I am not Caroline Calloway, nor have I ever been, or will be in the future. This I know, and I thank my lucky stars every day for.
If you’re unfamiliar with the aforementioned menace to the streets of the West Village and Glossier stocks alike, here are a few different resources to help you get a taste of her character. I considered many different angles to write today’s issue from, most of which required some sort of primer for the subject. I decided to leave that to others, especially since forming a deciding judgement or opinion on the subject depends on copious amounts of self mythologizing and generally inconsistent accounts from said subject on principle.
It seems that recently it has been decided that everyone loves a scam. Yes, I watched “Inventing Anna” and yes, I delighted in every flop moment of it. I don’t particularly lean towards scammers as my preferred strain of true crime, which I tend to abstain from as a whole more often than not. IMO much of the interest in scammers is generated by the debates over whether their crimes were victimless, or harmless, or just plain shameful.
When you prop up Caroline Calloway next to Anna Sorokin, the former seems entirely unimpressive. Despite her attempts to reframe and reclaim her identity as a scammer and further profit off of it, she has failed. Remarkably, she has done so with the good breeding and generational wealth that Sorokin presumably lacked. Calloway has squandered and scrapped until she couldn’t anymore, which is why she is currently in internet hiding to (again) fail to make good on another digital promise.
The privilege part is what gets me, not because I am jealous or petty but if you start so close to the finish line, what has to go wrong in order to go completely off the racetrack? My guess is ambition and self inflation that gets one in over their head, but at a certain level of leveling, all that has to fall away, right? Maybe this is my introvert overthinker tether talking, but I can’t imagine not wanting to possess a certain degree of certainty about everything in your life. I’ve learned to let go of a lot of things, considering that I can never know or control them. But if I was an opportunistic grifter with the amount of know-how and feigned confidence that girls like these do, I would probably approach it a bit differently than the scatter-brained, braggadocio unapologetic and entirely unprepared defense they poise.

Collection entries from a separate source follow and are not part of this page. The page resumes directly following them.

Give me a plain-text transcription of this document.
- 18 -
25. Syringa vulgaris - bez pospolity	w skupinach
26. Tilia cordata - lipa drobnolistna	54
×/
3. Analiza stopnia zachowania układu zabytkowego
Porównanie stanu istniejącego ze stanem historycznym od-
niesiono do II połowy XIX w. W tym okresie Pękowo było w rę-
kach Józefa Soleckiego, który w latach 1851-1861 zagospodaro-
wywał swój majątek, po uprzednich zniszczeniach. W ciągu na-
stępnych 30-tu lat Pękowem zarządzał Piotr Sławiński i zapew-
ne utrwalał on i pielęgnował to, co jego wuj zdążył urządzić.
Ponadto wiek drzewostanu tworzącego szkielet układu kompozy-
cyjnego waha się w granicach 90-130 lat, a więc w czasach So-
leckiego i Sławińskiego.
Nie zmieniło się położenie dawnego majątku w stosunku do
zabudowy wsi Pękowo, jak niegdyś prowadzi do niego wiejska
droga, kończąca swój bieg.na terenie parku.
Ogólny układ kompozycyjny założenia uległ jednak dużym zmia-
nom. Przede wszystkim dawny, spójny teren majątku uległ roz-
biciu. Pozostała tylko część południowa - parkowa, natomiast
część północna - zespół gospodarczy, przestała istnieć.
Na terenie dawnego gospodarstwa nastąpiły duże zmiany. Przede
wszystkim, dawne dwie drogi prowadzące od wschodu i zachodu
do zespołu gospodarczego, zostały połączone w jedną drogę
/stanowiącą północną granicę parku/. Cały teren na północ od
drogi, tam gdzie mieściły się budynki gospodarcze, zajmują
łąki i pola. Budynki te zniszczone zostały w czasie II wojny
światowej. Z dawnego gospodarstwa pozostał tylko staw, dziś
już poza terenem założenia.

Back to why people love to watch a scam: we as audiences love a spectacle and even more, we love a failure. The snarkers and fans alike who observed for years as Calloway hit wall after wall, dense comment after dense comment and essentially bulldozed what was left of her own prospects. Her shamelessness about it all definitely didn’t help, but it certainly helped engagement if nothing else.
This begs the question: why dig the hole even deeper? Why not just keep the Yale plates? Why refuse to confront a loss in its most minimal sense even if it doesn’t entail self incrimination? Just give up!
My near encyclopedic knowledge of these two specific scammers is in due part to well justified quarantine obsessions and a wealth of maddeningly useless information at my fingertips. I’ve mostly kicked said obsessions due to the fact that media surrounding them is increasing in quantity and decreasing in quality. I don’t want to dedicate the fullest extent of my writing and attention to an in-depth piece on Caroline Calloway, because she’s the only person who cares enough to do that. And did. I’m just rambling, and relaying that I thought “Inventing Anna” was bad and maybe we should just pay attention to the scammers who have the spoons to actually pull it off. Here are some good points on why, but I too have gripes of my own. Sometimes bad TV does not heal all wounds, I guess. See you next week!
they gotta put arian moayed and anna chlumsky into a better tv show together.